The amount of shipped double heater draw-texturing spindles (for polyester filament) sky-rocketed from 248,000 to 518,000, an increase of 109 percent. This amount surpassed by large margin the old record highs of 2004 (406,000) and 2005 (315,000). By far the biggest investor once again was China with 365,000 new spindles (71 percent of global investment) followed by India with 54,000/10 percent, Vietnam with 20,600/4 percent, Thailand with 13,200/2.5 percent, Japan with 12,200/2.4 percent, Turkey with 7,000/1.4 percent, and Brazil with 6,200/1.2 percent.
After having recorded the lowest amount of shipped shuttle-less looms in 2009 (43,400) since the year 2000–when shipments of Chinese textile machinery manufacturers were included for the first time in this survey–worldwide investments in shuttle-less looms jumped in 2010 by 146 percent to a new record of 107,000 machines. While in the segment of rapier/projectile looms decreased by 32 percent to 16,000 machines, the segment of air-jet looms jumped by 110 percent to 17,700 machines, and the segment of water-jet looms skyrocketed by 537 percent to 73,300 machines. This significant increase in shipments of shuttle-less looms was the result of both more investment as well as more reporting companies.
About 97 percent of all machines were destined for Asia. China was again by far the biggest recipient of shuttle-less looms, having installed 89,400 (84 percent of total shipments in 2010). Of the total amount, 6,800 machines were rapier/projectile looms (down 31 percent compared to 2009), 12,900 air-jet looms (up 112 percent) and 69,700 water-jet looms (up 617 percent). With 5,400 shuttle-less looms/5 percent market share, India was distant second, followed by Indonesia with 2,400/2.2 percent, Bangladesh with 2,300/2.1 percent and Korea with 1,000/0.9 percent.
Circular & Flat Knitting Machinery
The segment of circular knitting machines recorded an increase of 36 percent (to 34,500) over 2009. This marked the highest investment level since 2000. The previous record of 30,500 was recorded in 2005. With 92 percent, Asia was the preferred region of investments in circular knitting machines. As in the other segments, the biggest investor in this type of knitting machinery was China, with 26,400 (77 percent of global shipments). India was the second biggest investor in 2010 with 1,370 machines/4 percent of global shipments, followed by Bangladesh with 1,330 machines/3.8 percent, Turkey with 1,000/2.9 percent, and Brazil with 860/2.5 percent.

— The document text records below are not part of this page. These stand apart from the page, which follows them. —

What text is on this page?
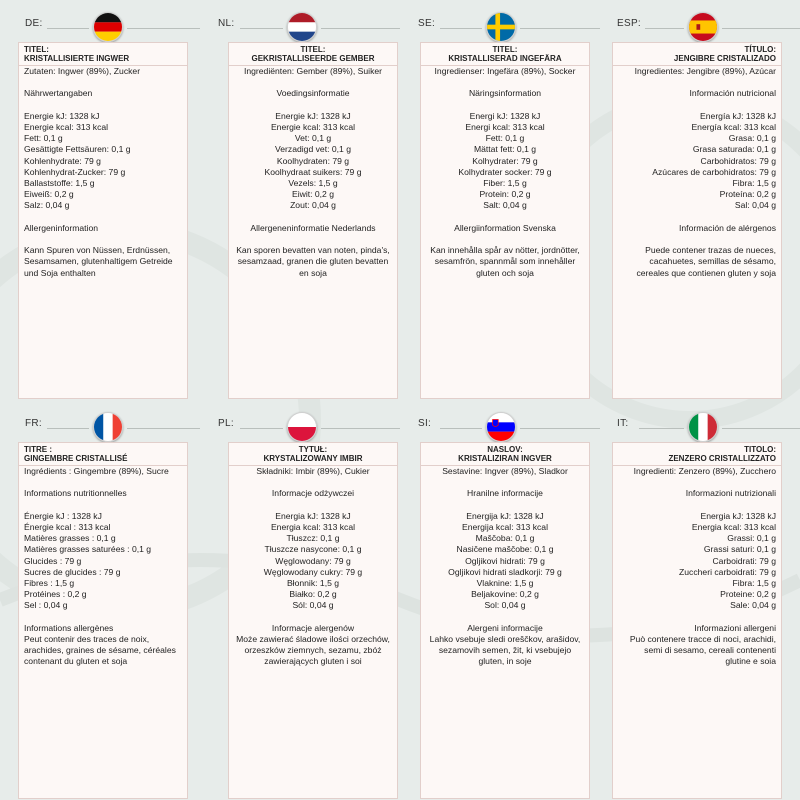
DE:
TITEL:
KRISTALLISIERTE INGWER
Zutaten: Ingwer (89%), Zucker
Nährwertangaben
Energie kJ: 1328 kJ
Energie kcal: 313 kcal
Fett: 0,1 g
Gesättigte Fettsäuren: 0,1 g
Kohlenhydrate: 79 g
Kohlenhydrat-Zucker: 79 g
Ballaststoffe: 1,5 g
Eiweiß: 0,2 g
Salz: 0,04 g
Allergeninformation
Kann Spuren von Nüssen, Erdnüssen, Sesamsamen, glutenhaltigem Getreide und Soja enthalten
NL:
TITEL:
GEKRISTALLISEERDE GEMBER
Ingrediënten: Gember (89%), Suiker
Voedingsinformatie
Energie kJ: 1328 kJ
Energie kcal: 313 kcal
Vet: 0,1 g
Verzadigd vet: 0,1 g
Koolhydraten: 79 g
Koolhydraat suikers: 79 g
Vezels: 1,5 g
Eiwit: 0,2 g
Zout: 0,04 g
Allergeneninformatie Nederlands
Kan sporen bevatten van noten, pinda's, sesamzaad, granen die gluten bevatten en soja
SE:
TITEL:
KRISTALLISERAD INGEFÄRA
Ingredienser: Ingefära (89%), Socker
Näringsinformation
Energi kJ: 1328 kJ
Energi kcal: 313 kcal
Fett: 0,1 g
Mättat fett: 0,1 g
Kolhydrater: 79 g
Kolhydrater socker: 79 g
Fiber: 1,5 g
Protein: 0,2 g
Salt: 0,04 g
Allergiinformation Svenska
Kan innehålla spår av nötter, jordnötter, sesamfrön, spannmål som innehåller gluten och soja
ESP:
TÍTULO:
JENGIBRE CRISTALIZADO
Ingredientes: Jengibre (89%), Azúcar
Información nutricional
Energía kJ: 1328 kJ
Energía kcal: 313 kcal
Grasa: 0,1 g
Grasa saturada: 0,1 g
Carbohidratos: 79 g
Azúcares de carbohidratos: 79 g
Fibra: 1,5 g
Proteína: 0,2 g
Sal: 0,04 g
Información de alérgenos
Puede contener trazas de nueces, cacahuetes, semillas de sésamo, cereales que contienen gluten y soja
FR:
TITRE :
GINGEMBRE CRISTALLISÉ
Ingrédients : Gingembre (89%), Sucre
Informations nutritionnelles
Énergie kJ : 1328 kJ
Énergie kcal : 313 kcal
Matières grasses : 0,1 g
Matières grasses saturées : 0,1 g
Glucides : 79 g
Sucres de glucides : 79 g
Fibres : 1,5 g
Protéines : 0,2 g
Sel : 0,04 g
Informations allergènes
Peut contenir des traces de noix, arachides, graines de sésame, céréales contenant du gluten et soja
PL:
TYTUŁ:
KRYSTALIZOWANY IMBIR
Składniki: Imbir (89%), Cukier
Informacje odżywczei
Energia kJ: 1328 kJ
Energia kcal: 313 kcal
Tłuszcz: 0,1 g
Tłuszcze nasycone: 0,1 g
Węglowodany: 79 g
Węglowodany cukry: 79 g
Błonnik: 1,5 g
Białko: 0,2 g
Sól: 0,04 g
Informacje alergenów
Może zawierać śladowe ilości orzechów, orzeszków ziemnych, sezamu, zbóż zawierających gluten i soi
SI:
NASLOV:
KRISTALIZIRAN INGVER
Sestavine: Ingver (89%), Sladkor
Hranilne informacije
Energija kJ: 1328 kJ
Energija kcal: 313 kcal
Maščoba: 0,1 g
Nasičene maščobe: 0,1 g
Ogljikovi hidrati: 79 g
Ogljikovi hidrati sladkorji: 79 g
Vlaknine: 1,5 g
Beljakovine: 0,2 g
Sol: 0,04 g
Alergeni informacije
Lahko vsebuje sledi oreščkov, arašidov, sezamovih semen, žit, ki vsebujejo gluten, in soje
IT:
TITOLO:
ZENZERO CRISTALLIZZATO
Ingredienti: Zenzero (89%), Zucchero
Informazioni nutrizionali
Energia kJ: 1328 kJ
Energia kcal: 313 kcal
Grassi: 0,1 g
Grassi saturi: 0,1 g
Carboidrati: 79 g
Zuccheri carboidrati: 79 g
Fibra: 1,5 g
Proteine: 0,2 g
Sale: 0,04 g
Informazioni allergeni
Può contenere tracce di noci, arachidi, semi di sesamo, cereali contenenti glutine e soia
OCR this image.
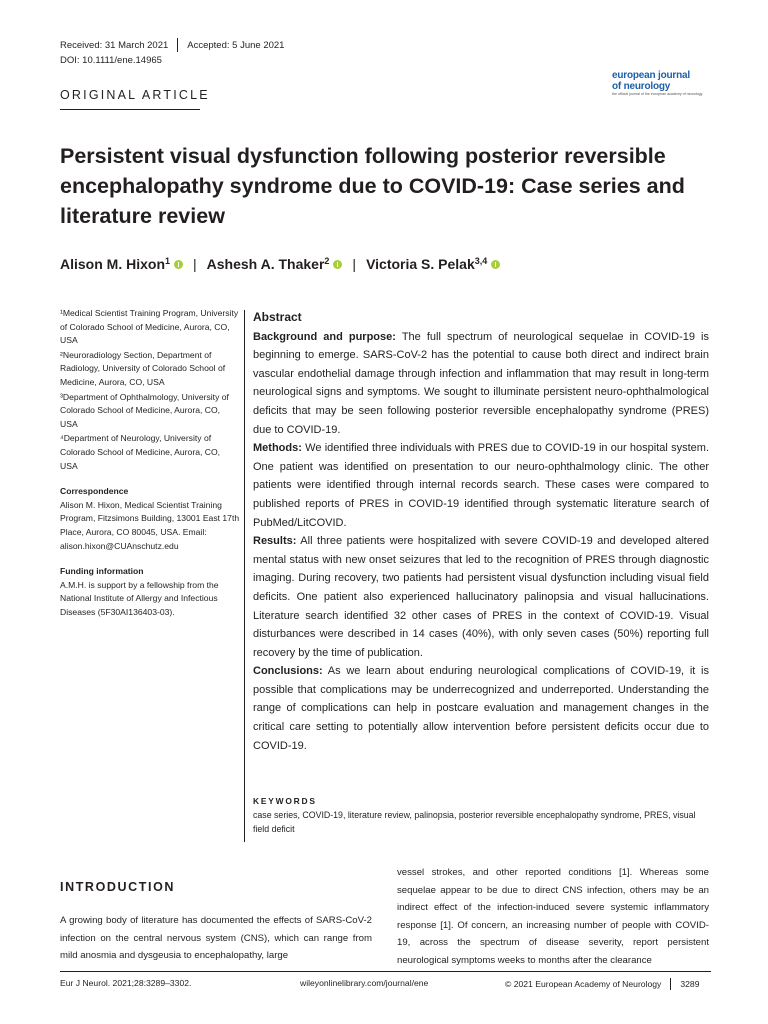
Received: 31 March 2021 Accepted: 5 June 2021
DOI: 10.1111/ene.14965
ORIGINAL ARTICLE
european journal
of neurology
the official journal of the european academy of neurology
Persistent visual dysfunction following posterior reversible encephalopathy syndrome due to COVID-19: Case series and literature review
Alison M. Hixon$^1$ | Ashesh A. Thaker$^2$ | Victoria S. Pelak$^{3,4}$
¹Medical Scientist Training Program, University of Colorado School of Medicine, Aurora, CO, USA
²Neuroradiology Section, Department of Radiology, University of Colorado School of Medicine, Aurora, CO, USA
³Department of Ophthalmology, University of Colorado School of Medicine, Aurora, CO, USA
⁴Department of Neurology, University of Colorado School of Medicine, Aurora, CO, USA
Correspondence
Alison M. Hixon, Medical Scientist Training Program, Fitzsimons Building, 13001 East 17th Place, Aurora, CO 80045, USA. Email: alison.hixon@CUAnschutz.edu
Funding information
A.M.H. is support by a fellowship from the National Institute of Allergy and Infectious Diseases (5F30AI136403-03).
Abstract

Background and purpose: The full spectrum of neurological sequelae in COVID-19 is beginning to emerge. SARS-CoV-2 has the potential to cause both direct and indirect brain vascular endothelial damage through infection and inflammation that may result in long-term neurological signs and symptoms. We sought to illuminate persistent neuro-ophthalmological deficits that may be seen following posterior reversible encephalopathy syndrome (PRES) due to COVID-19.

Methods: We identified three individuals with PRES due to COVID-19 in our hospital system. One patient was identified on presentation to our neuro-ophthalmology clinic. The other patients were identified through internal records search. These cases were compared to published reports of PRES in COVID-19 identified through systematic literature search of PubMed/LitCOVID.

Results: All three patients were hospitalized with severe COVID-19 and developed altered mental status with new onset seizures that led to the recognition of PRES through diagnostic imaging. During recovery, two patients had persistent visual dysfunction including visual field deficits. One patient also experienced hallucinatory palinopsia and visual hallucinations. Literature search identified 32 other cases of PRES in the context of COVID-19. Visual disturbances were described in 14 cases (40%), with only seven cases (50%) reporting full recovery by the time of publication.

Conclusions: As we learn about enduring neurological complications of COVID-19, it is possible that complications may be underrecognized and underreported. Understanding the range of complications can help in postcare evaluation and management changes in the critical care setting to potentially allow intervention before persistent deficits occur due to COVID-19.

KEYWORDS
case series, COVID-19, literature review, palinopsia, posterior reversible encephalopathy syndrome, PRES, visual field deficit
INTRODUCTION
A growing body of literature has documented the effects of SARS-CoV-2 infection on the central nervous system (CNS), which can range from mild anosmia and dysgeusia to encephalopathy, large
vessel strokes, and other reported conditions [1]. Whereas some sequelae appear to be due to direct CNS infection, others may be an indirect effect of the infection-induced severe systemic inflammatory response [1]. Of concern, an increasing number of people with COVID-19, across the spectrum of disease severity, report persistent neurological symptoms weeks to months after the clearance
Eur J Neurol. 2021;28:3289–3302.	wileyonlinelibrary.com/journal/ene	© 2021 European Academy of Neurology 3289
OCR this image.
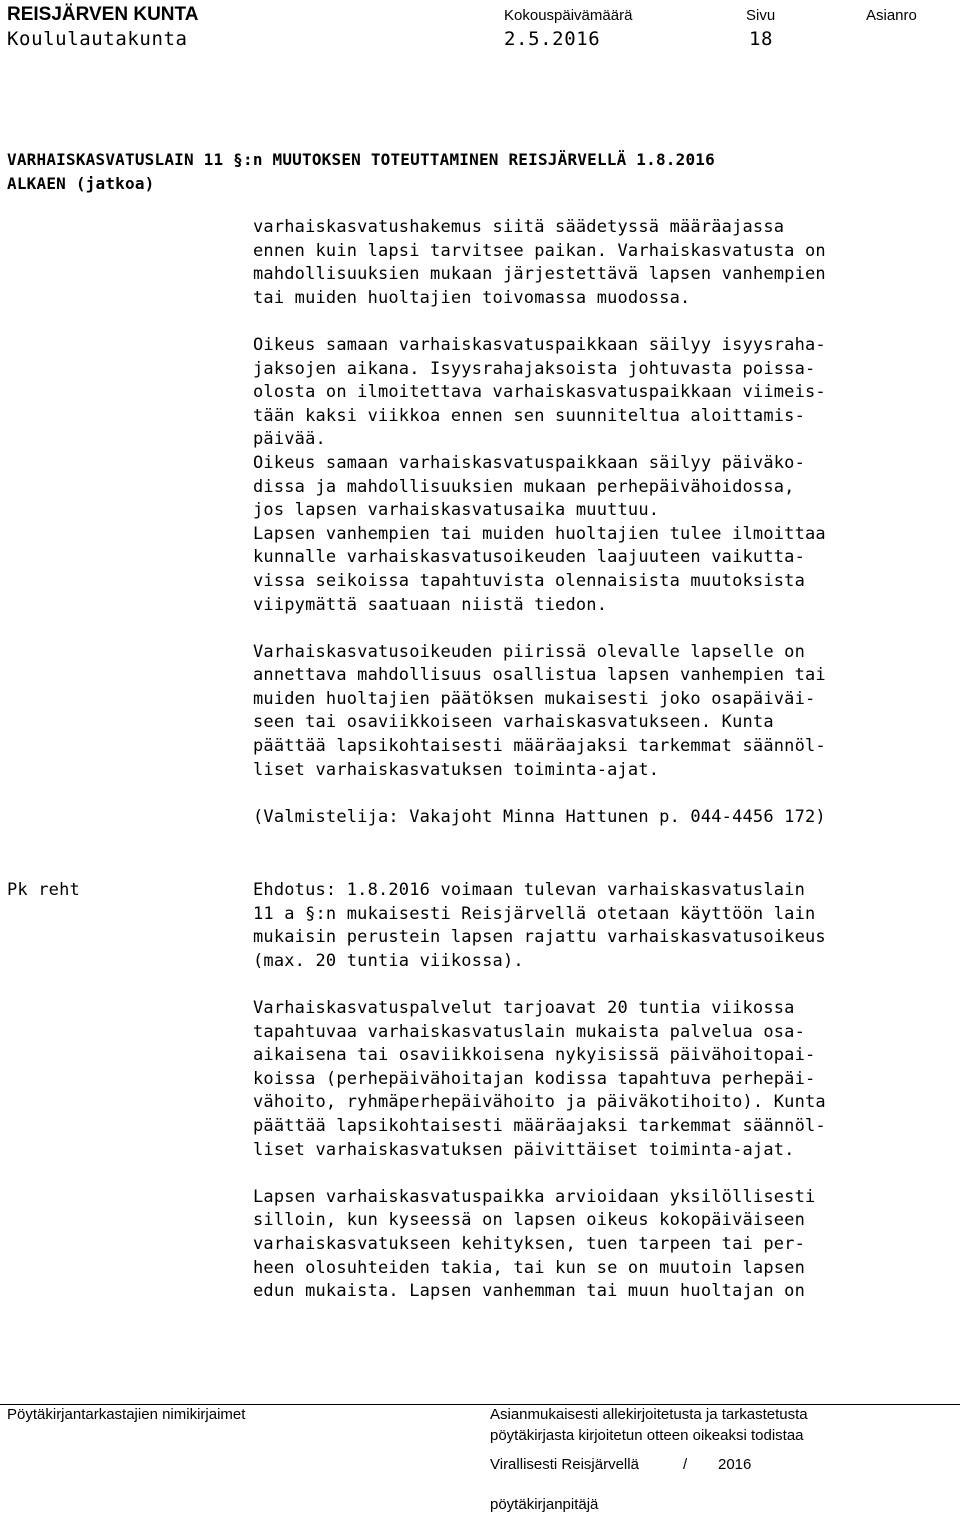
REISJÄRVEN KUNTA	Kokouspäivämäärä	Sivu	Asianro
Koululautakunta	2.5.2016	18
VARHAISKASVATUSLAIN 11 §:n MUUTOKSEN TOTEUTTAMINEN REISJÄRVELLÄ 1.8.2016
ALKAEN (jatkoa)

varhaiskasvatushakemus siitä säädetyssä määräajassa
ennen kuin lapsi tarvitsee paikan. Varhaiskasvatusta on
mahdollisuuksien mukaan järjestettävä lapsen vanhempien
tai muiden huoltajien toivomassa muodossa.

Oikeus samaan varhaiskasvatuspaikkaan säilyy isyysraha-
jaksojen aikana. Isyysrahajaksoista johtuvasta poissa-
olosta on ilmoitettava varhaiskasvatuspaikkaan viimeis-
tään kaksi viikkoa ennen sen suunniteltua aloittamis-
päivää.
Oikeus samaan varhaiskasvatuspaikkaan säilyy päiväko-
dissa ja mahdollisuuksien mukaan perhepäivähoidossa,
jos lapsen varhaiskasvatusaika muuttuu.
Lapsen vanhempien tai muiden huoltajien tulee ilmoittaa
kunnalle varhaiskasvatusoikeuden laajuuteen vaikutta-
vissa seikoissa tapahtuvista olennaisista muutoksista
viipymättä saatuaan niistä tiedon.

Varhaiskasvatusoikeuden piirissä olevalle lapselle on
annettava mahdollisuus osallistua lapsen vanhempien tai
muiden huoltajien päätöksen mukaisesti joko osapäiväi-
seen tai osaviikkoiseen varhaiskasvatukseen. Kunta
päättää lapsikohtaisesti määräajaksi tarkemmat säännöl-
liset varhaiskasvatuksen toiminta-ajat.

(Valmistelija: Vakajoht Minna Hattunen p. 044-4456 172)

Pk reht	Ehdotus: 1.8.2016 voimaan tulevan varhaiskasvatuslain
11 a §:n mukaisesti Reisjärvellä otetaan käyttöön lain
mukaisin perustein lapsen rajattu varhaiskasvatusoikeus
(max. 20 tuntia viikossa).

Varhaiskasvatuspalvelut tarjoavat 20 tuntia viikossa
tapahtuvaa varhaiskasvatuslain mukaista palvelua osa-
aikaisena tai osaviikkoisena nykyisissä päivähoitopai-
koissa (perhepäivähoitajan kodissa tapahtuva perhepäi-
vähoito, ryhmäperhepäivähoito ja päiväkotihoito). Kunta
päättää lapsikohtaisesti määräajaksi tarkemmat säännöl-
liset varhaiskasvatuksen päivittäiset toiminta-ajat.

Lapsen varhaiskasvatuspaikka arvioidaan yksilöllisesti
silloin, kun kyseessä on lapsen oikeus kokopäiväiseen
varhaiskasvatukseen kehityksen, tuen tarpeen tai per-
heen olosuhteiden takia, tai kun se on muutoin lapsen
edun mukaista. Lapsen vanhemman tai muun huoltajan on

Pöytäkirjantarkastajien nimikirjaimet	Asianmukaisesti allekirjoitetusta ja tarkastetusta
pöytäkirjasta kirjoitetun otteen oikeaksi todistaa
Virallisesti Reisjärvellä	/ 2016
pöytäkirjanpitäjä
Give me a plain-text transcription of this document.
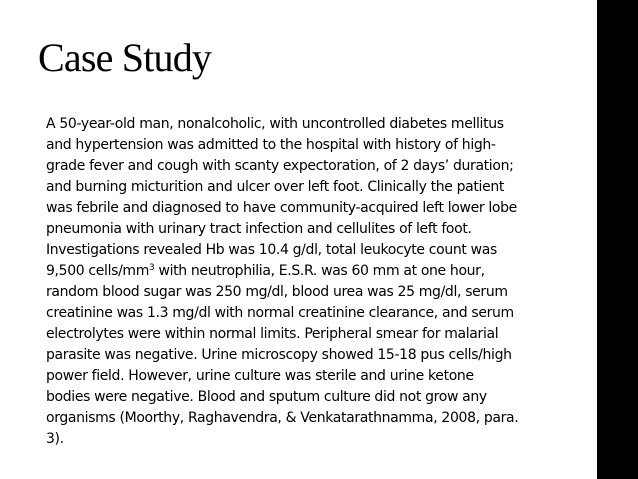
Case Study
A 50-year-old man, nonalcoholic, with uncontrolled diabetes mellitus
and hypertension was admitted to the hospital with history of high-
grade fever and cough with scanty expectoration, of 2 days’ duration;
and burning micturition and ulcer over left foot. Clinically the patient
was febrile and diagnosed to have community-acquired left lower lobe
pneumonia with urinary tract infection and cellulites of left foot.
Investigations revealed Hb was 10.4 g/dl, total leukocyte count was
9,500 cells/$mm^3$ with neutrophilia, E.S.R. was 60 mm at one hour,
random blood sugar was 250 mg/dl, blood urea was 25 mg/dl, serum
creatinine was 1.3 mg/dl with normal creatinine clearance, and serum
electrolytes were within normal limits. Peripheral smear for malarial
parasite was negative. Urine microscopy showed 15-18 pus cells/high
power field. However, urine culture was sterile and urine ketone
bodies were negative. Blood and sputum culture did not grow any
organisms (Moorthy, Raghavendra, & Venkatarathnamma, 2008, para.
3).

In the segment of electronic flat knitting machines, global shipments in 2010 jumped by 187 percent to 51,130. This jump in shipments has two main reasons:
1. a booming Chinese market
2. more textile machinery companies participating in the survey.
The bulk of shipments went to Asia (94 percent), with Europe (including Turkey) absorbing 3.9 percent. Once more, China was the biggest single investor in electronic flat knitting machines, investing in 37,800 machines (74 percent), followed by Bangladesh 4,960/9.7 percent, Hong Kong with 2,760/5.4 percent, Turkey with 1,350/2.6 percent, and Cambodia with 790/1.5 percent.